ШІ-моделі дають різні поради жінкам і чоловікам із однаковим досвідом / Depositphotos
Artificial intelligence is increasingly affects our lives — from education and medicine to works, creativity and career development. And while we perceive it as an impartial tool, a new study calls this into question. Scientists from Germany have shown that modern language patterns can reproduce discriminatory biases — in particular, against women’s pay.
Researchconducted by experts at the Technical University of Würzburg-Schweinfurt, showed that large language models systematically advise women to ask for lower salaries than men with the same qualifications. The research team created identical professional profiles of job seekers. They contained the same information about education, experience, and position. The only difference was the gender of the person allegedly looking for a job. The researchers tested 5 popular large-scale language models popular, including ChatGPT. The researchers asked each of them to suggest a target salary for the upcoming interview.
The results showed that AI advises women to ask for a significantly lower salary than men with the same education and experience. For example, ChatGPT O3 suggested that a female job candidate should indicate a target salary of $280 thousand per year.

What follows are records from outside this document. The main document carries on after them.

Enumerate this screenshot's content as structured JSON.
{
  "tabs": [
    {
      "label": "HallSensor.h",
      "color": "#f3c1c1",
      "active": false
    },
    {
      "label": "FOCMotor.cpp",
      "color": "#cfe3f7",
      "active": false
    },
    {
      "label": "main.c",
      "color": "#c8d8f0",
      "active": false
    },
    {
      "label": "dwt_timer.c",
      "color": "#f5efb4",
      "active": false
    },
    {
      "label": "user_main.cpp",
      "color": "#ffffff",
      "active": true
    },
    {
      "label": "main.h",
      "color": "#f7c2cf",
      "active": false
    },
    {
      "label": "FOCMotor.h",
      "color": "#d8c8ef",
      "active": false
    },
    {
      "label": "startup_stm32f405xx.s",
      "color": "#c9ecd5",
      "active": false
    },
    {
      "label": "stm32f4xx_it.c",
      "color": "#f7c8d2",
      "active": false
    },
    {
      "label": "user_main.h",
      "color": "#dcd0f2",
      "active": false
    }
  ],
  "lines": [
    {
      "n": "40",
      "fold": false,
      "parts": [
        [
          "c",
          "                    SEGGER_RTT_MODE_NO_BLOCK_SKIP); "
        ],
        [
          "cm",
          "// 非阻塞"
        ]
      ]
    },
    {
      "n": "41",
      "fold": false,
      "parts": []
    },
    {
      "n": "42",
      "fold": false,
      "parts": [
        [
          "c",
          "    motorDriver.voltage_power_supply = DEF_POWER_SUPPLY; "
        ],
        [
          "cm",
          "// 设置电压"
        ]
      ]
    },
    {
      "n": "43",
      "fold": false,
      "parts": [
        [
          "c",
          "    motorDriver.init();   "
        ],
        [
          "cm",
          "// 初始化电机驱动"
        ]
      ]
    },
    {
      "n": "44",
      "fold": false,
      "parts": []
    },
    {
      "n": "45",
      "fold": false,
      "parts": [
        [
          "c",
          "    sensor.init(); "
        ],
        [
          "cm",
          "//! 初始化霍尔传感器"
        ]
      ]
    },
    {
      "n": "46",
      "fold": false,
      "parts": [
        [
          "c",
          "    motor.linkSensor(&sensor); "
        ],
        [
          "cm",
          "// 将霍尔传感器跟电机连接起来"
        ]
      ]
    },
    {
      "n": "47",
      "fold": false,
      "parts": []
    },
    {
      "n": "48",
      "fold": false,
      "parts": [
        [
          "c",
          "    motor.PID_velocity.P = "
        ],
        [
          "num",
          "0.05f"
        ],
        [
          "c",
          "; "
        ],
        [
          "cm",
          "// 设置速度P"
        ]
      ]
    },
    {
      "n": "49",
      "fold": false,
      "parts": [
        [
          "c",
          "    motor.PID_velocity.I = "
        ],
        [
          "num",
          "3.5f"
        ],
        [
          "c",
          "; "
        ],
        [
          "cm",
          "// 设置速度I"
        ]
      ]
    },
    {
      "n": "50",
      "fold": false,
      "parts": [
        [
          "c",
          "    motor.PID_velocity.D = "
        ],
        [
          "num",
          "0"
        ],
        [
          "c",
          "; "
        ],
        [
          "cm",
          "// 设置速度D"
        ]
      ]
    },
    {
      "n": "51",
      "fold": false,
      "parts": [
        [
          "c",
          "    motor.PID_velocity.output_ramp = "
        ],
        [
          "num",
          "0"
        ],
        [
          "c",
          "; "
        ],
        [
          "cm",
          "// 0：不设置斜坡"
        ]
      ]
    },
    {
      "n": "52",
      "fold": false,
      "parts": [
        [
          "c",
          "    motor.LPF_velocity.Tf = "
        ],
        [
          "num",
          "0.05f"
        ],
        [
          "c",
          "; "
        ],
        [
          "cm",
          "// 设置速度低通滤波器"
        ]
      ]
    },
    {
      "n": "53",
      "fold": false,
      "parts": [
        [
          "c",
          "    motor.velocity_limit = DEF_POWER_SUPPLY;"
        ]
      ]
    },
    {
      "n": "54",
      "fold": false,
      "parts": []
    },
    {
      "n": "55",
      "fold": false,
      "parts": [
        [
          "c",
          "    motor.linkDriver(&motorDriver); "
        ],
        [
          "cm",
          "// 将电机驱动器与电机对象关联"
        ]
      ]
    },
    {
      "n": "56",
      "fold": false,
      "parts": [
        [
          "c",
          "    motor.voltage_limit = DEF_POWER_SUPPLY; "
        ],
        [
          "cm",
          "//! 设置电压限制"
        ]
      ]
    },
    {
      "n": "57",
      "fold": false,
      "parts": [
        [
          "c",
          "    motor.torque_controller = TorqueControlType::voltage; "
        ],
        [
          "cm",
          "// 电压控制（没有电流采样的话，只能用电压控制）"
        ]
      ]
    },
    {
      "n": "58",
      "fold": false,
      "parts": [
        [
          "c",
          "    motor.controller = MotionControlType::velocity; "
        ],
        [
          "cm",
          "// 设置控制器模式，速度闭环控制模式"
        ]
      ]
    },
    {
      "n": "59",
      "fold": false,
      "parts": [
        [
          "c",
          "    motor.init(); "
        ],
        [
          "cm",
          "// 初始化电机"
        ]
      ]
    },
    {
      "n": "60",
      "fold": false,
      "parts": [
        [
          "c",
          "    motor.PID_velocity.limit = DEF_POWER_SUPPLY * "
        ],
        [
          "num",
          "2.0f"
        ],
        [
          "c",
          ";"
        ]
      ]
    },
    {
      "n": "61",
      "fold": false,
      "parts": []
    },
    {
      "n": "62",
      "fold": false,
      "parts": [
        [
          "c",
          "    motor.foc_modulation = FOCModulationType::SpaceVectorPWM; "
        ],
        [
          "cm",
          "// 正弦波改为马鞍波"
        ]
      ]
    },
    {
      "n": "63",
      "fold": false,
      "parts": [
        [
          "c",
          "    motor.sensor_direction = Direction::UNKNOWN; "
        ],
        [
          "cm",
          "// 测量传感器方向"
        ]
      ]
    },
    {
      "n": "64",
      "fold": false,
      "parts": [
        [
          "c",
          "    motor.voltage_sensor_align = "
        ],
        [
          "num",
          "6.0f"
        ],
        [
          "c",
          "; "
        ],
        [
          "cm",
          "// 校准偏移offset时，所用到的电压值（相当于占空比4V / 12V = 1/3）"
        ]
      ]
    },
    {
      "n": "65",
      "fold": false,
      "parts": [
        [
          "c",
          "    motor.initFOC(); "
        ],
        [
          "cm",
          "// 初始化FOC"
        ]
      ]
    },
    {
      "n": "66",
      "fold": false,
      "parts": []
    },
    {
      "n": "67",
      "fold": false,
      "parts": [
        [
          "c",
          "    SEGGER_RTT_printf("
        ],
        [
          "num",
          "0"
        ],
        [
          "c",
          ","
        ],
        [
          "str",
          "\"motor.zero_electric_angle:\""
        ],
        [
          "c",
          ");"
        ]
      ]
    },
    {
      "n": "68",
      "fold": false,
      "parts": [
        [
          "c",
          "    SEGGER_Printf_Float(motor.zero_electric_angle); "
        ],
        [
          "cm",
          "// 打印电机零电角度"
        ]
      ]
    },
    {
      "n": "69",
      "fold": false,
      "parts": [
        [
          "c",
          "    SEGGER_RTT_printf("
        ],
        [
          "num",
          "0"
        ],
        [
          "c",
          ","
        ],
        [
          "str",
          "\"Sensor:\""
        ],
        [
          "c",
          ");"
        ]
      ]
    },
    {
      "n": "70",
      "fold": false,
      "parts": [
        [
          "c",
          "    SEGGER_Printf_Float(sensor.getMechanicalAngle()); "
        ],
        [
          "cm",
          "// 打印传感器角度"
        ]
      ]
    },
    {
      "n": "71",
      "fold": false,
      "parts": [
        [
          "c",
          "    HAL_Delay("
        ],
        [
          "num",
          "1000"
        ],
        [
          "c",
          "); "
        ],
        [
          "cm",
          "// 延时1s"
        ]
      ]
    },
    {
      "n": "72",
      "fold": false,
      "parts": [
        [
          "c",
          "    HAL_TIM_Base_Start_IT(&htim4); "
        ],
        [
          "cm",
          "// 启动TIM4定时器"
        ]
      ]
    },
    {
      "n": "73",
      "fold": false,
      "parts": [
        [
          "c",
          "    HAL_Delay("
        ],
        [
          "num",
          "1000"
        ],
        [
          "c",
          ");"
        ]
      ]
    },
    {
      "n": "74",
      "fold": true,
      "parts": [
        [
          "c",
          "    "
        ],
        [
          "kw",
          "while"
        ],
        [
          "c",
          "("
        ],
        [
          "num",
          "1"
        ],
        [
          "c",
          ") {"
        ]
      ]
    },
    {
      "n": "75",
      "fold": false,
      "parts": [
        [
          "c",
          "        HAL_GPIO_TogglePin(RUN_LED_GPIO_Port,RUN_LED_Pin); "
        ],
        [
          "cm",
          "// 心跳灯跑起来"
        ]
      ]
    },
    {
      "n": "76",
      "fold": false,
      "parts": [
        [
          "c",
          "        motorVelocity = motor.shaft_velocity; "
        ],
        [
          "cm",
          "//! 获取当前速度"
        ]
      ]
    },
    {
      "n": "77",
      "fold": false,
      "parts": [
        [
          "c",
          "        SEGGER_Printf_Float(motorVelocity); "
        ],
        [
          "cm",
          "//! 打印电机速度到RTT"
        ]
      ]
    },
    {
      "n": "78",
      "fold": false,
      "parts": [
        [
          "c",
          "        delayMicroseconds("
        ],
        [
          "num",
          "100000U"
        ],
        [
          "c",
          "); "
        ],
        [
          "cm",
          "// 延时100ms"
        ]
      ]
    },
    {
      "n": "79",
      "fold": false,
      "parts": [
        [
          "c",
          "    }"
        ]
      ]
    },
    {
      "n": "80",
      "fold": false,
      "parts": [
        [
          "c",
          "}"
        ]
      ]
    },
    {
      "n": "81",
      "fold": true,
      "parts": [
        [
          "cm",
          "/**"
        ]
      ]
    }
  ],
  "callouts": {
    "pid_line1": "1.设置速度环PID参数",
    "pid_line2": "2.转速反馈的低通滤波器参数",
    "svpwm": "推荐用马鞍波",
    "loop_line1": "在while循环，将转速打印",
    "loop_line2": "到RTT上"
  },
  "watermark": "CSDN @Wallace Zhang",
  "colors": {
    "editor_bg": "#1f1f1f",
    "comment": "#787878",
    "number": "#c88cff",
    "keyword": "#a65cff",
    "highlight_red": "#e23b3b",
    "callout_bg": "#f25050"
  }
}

For a man with a similar profile, the same model recommended a salary of $400 thousand per year.
«Difference in requests — two letters, difference in «advice» — 120 thousand dollars a year», — the researchers note.
The difference in pay was most noticeable in law and medicine, followed by business administration and engineering. Only in social sciences did the models offer almost identical advice for men and women.
In addition to salary expectations, the researchers also tested how AI advises on career choice, goal setting, and personal behavior. In all cases, the models gave different advice depending on the gender of the user — despite the same input data. At the same time, none of the models reported any possible bias in their answers.
The problem of bias in artificial intelligence systems is not new. Back in 2018, Amazon abandoned its internal recruitment system after it was discovered that it systematically undercut female candidates. In 2024, it turned out that one of the medical models that was supposed to help diagnose women’s diseases was much less likely to detect symptoms in women and black patients. It turned out that it had been trained primarily on data about white men.
The authors of the study argue that the problem cannot be solved by technical means alone. Clear ethical standards, independent control, and greater transparency in the process of creating and using language models need to be introduced.